O Ministério Público iniciou 2.204 inquéritos relativos a crimes de corrupção e criminalidade conexa no último ano judicial, o que representa um acréscimo de 21% relativamente ao ano anterior, tendo sido deduzidas 160 acusações.

Segundo o Relatório Síntese 2014-2016 sobre Corrupção e Criminalidade Conexa da Procuradoria-Geral da República (PGR), entre 01 de setembro de 2016 e 31 de agosto de 2017 foram registados 2.204 inquéritos, enquanto no ano anterior, de 2015/2016, foram registados 1.741 inquéritos.
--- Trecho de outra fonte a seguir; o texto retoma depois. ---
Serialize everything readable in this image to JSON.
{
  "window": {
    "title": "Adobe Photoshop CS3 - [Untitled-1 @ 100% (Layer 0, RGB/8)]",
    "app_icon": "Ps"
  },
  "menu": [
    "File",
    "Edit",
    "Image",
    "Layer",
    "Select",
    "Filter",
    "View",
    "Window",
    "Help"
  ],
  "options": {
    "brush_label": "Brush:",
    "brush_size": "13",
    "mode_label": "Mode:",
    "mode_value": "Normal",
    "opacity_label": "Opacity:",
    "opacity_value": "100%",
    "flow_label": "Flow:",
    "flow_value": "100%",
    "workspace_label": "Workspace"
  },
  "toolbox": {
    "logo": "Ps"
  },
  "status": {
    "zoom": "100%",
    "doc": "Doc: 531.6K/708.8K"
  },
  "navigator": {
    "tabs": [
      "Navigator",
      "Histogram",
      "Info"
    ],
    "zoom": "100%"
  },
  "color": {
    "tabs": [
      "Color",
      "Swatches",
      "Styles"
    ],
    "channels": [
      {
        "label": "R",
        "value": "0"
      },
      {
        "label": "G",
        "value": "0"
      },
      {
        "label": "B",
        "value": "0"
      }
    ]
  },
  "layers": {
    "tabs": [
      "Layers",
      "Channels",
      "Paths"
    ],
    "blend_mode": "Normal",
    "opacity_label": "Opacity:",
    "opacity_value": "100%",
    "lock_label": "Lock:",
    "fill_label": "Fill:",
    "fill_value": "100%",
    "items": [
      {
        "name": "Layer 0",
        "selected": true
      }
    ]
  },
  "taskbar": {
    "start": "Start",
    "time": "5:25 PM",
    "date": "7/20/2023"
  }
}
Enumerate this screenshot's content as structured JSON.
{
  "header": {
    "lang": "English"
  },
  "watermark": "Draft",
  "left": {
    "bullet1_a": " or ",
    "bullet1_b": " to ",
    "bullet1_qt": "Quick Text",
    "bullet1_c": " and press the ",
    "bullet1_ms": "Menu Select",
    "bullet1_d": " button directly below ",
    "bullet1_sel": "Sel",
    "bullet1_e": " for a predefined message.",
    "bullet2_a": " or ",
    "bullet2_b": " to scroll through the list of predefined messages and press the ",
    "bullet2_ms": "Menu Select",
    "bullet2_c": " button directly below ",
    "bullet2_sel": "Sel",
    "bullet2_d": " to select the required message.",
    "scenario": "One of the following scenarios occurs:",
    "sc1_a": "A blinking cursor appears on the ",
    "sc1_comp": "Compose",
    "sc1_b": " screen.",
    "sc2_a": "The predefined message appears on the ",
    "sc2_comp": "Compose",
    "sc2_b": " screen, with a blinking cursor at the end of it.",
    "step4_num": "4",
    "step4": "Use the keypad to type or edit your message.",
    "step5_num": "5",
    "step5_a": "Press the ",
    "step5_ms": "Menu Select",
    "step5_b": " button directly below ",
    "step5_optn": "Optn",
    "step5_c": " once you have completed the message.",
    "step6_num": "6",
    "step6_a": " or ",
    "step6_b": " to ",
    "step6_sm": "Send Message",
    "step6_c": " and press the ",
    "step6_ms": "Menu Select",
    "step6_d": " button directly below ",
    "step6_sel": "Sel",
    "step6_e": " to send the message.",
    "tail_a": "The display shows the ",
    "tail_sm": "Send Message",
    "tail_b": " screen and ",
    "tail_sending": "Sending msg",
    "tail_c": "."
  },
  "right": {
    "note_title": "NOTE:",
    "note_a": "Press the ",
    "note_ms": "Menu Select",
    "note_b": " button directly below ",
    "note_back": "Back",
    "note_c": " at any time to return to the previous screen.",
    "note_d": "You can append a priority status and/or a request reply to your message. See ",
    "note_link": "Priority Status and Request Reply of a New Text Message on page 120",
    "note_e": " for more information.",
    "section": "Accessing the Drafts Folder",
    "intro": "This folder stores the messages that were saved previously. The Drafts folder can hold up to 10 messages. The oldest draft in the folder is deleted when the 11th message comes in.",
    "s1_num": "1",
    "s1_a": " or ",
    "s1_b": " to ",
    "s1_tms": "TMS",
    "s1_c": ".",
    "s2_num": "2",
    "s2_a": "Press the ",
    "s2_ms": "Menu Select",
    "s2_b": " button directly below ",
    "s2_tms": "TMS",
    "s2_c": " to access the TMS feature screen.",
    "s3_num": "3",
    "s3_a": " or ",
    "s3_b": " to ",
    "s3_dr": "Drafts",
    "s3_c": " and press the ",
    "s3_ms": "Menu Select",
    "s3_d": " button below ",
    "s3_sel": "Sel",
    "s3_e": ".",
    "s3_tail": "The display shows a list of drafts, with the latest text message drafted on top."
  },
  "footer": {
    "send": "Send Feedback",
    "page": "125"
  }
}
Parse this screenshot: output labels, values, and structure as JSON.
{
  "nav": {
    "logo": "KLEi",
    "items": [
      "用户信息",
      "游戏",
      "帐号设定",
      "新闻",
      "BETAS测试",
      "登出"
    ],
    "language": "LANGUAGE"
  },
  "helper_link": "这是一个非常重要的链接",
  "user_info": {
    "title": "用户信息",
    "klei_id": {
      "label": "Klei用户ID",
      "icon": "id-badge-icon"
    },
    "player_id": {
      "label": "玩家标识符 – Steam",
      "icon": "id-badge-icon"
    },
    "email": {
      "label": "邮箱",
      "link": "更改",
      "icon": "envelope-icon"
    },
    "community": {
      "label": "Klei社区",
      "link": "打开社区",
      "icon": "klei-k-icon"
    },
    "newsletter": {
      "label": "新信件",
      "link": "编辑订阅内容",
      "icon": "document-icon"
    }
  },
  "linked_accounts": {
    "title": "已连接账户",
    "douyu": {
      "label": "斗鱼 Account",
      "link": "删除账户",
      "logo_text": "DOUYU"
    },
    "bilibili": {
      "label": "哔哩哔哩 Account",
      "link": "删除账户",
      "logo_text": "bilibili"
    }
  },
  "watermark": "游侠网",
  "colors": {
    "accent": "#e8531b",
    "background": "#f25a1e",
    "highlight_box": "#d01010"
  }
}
Dos 2.204 inquéritos, 861 foram iniciados por corrupção, 548 por abuso de poder, 424 por peculato e 202 por branqueamento de capitais.

"No ano em consideração verificou-se um maior número de inquéritos iniciados para investigação de crime de corrupção (39,1%), de crime de abuso de poder (24,9%) e de crime de peculato (19,2%)", refere o relatório.

Em relação aos processos encerrados em 2016/2017, foram deduzidas 160 acusações e arquivados 1.061 inquéritos, tendo sido aplicado o instituto da suspensão provisória do processo em 17 inquéritos.

"O que significa que em 14,4%, dos inquéritos encerrados, foi exercida a ação penal pelo Ministério Público", salienta o documento.

No último ano judicial, o maior número de acusações teve lugar pelo crime de peculato, correspondendo a 54,4% do total. O maior número de suspensões provisórias teve lugar pelo crime de corrupção, com 11 inquéritos, correspondendo a 64,7% do total.

No ano anterior, 2015/2016, tinham sido deduzidas 154 acusações e arquivados 942 inquéritos, com a aplicação do instituto da suspensão provisória do processo em 73 inquéritos.

Sábado assinala-se o Dia Internacional contra a corrupção.